2... Qf6, while not strictly unsound, is definitely an inferior move, not only because it develops the queen prematurely, but also (and more importantly) because it deprives the black king's knight of a very natural square on f6. Don't panic about a possible king-side attack -- black cannot mate with no minor pieces developed. There are a number of reasonable continuations for white:
3. Nc3, a natural and flexible developing move that eyes the d5 square, threatens to chase the queen with gain of time, and doesn't commit to any particular pawn structure.

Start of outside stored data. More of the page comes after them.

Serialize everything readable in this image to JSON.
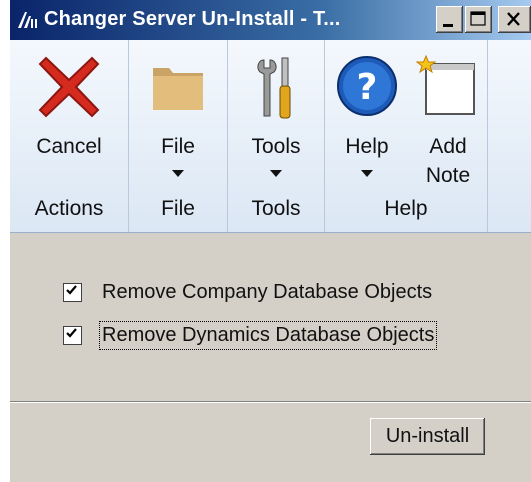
{
  "window": {
    "title": "Changer Server Un-Install  -  T..."
  },
  "ribbon": {
    "groups": [
      {
        "label": "Actions",
        "buttons": [
          {
            "label": "Cancel",
            "icon": "cancel-x-icon"
          }
        ]
      },
      {
        "label": "File",
        "buttons": [
          {
            "label": "File",
            "icon": "folder-icon",
            "dropdown": true
          }
        ]
      },
      {
        "label": "Tools",
        "buttons": [
          {
            "label": "Tools",
            "icon": "tools-icon",
            "dropdown": true
          }
        ]
      },
      {
        "label": "Help",
        "buttons": [
          {
            "label": "Help",
            "icon": "help-icon",
            "dropdown": true
          },
          {
            "label": "Add Note",
            "icon": "add-note-icon"
          }
        ]
      }
    ]
  },
  "options": [
    {
      "label": "Remove Company Database Objects",
      "checked": true
    },
    {
      "label": "Remove Dynamics Database Objects",
      "checked": true
    }
  ],
  "actions": {
    "uninstall_label": "Un-install"
  },
  "colors": {
    "title_bar": "#0a246a",
    "cancel_red": "#d52b1e",
    "help_blue": "#1e5bb8"
  }
}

3. d3, a perfectly valid move, but somewhat passive and has the distinct flaw of locking in the light-square bishop. Unless you strongly prefer to play slow, positional chess, I would develop with
3. Bc4 prior to playing
d3 (if at all). If you play
d3, the logical plans are either to prepare a central break with
c3 and a subsequent
d4, or to castle kingside and prepare
f4 after re-maneuvering the f3 knight. Which of those plans is preferable depends on your opponent's development, of course.

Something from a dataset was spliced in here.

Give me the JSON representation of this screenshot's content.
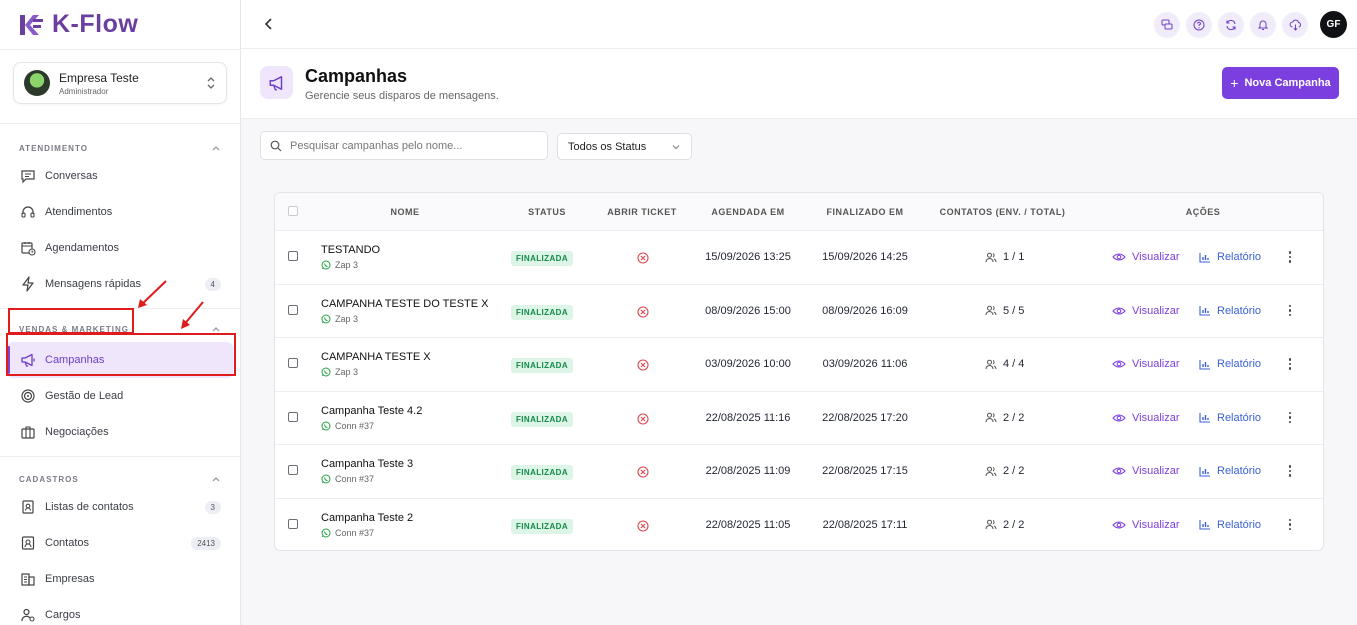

3. Bc4, versatile and potentially very aggressive, threatening an eventual
Ng5 and pressure on f7 after white's d-pawn moves. This is definitely the move I'd favor in a rapid game, and I don't think it's objectively worse than
Other moves, such as
3. d4 and
3. c3, are probably sub-optimal. An immediate
3. d4 push is likely to lead to exchanges and a relatively drawish position (and might end up transposing to lines of the Scotch that are not particularly good for white), while
3. c3 is slow and somewhat crude and might allow black to equalize with dynamic piece play.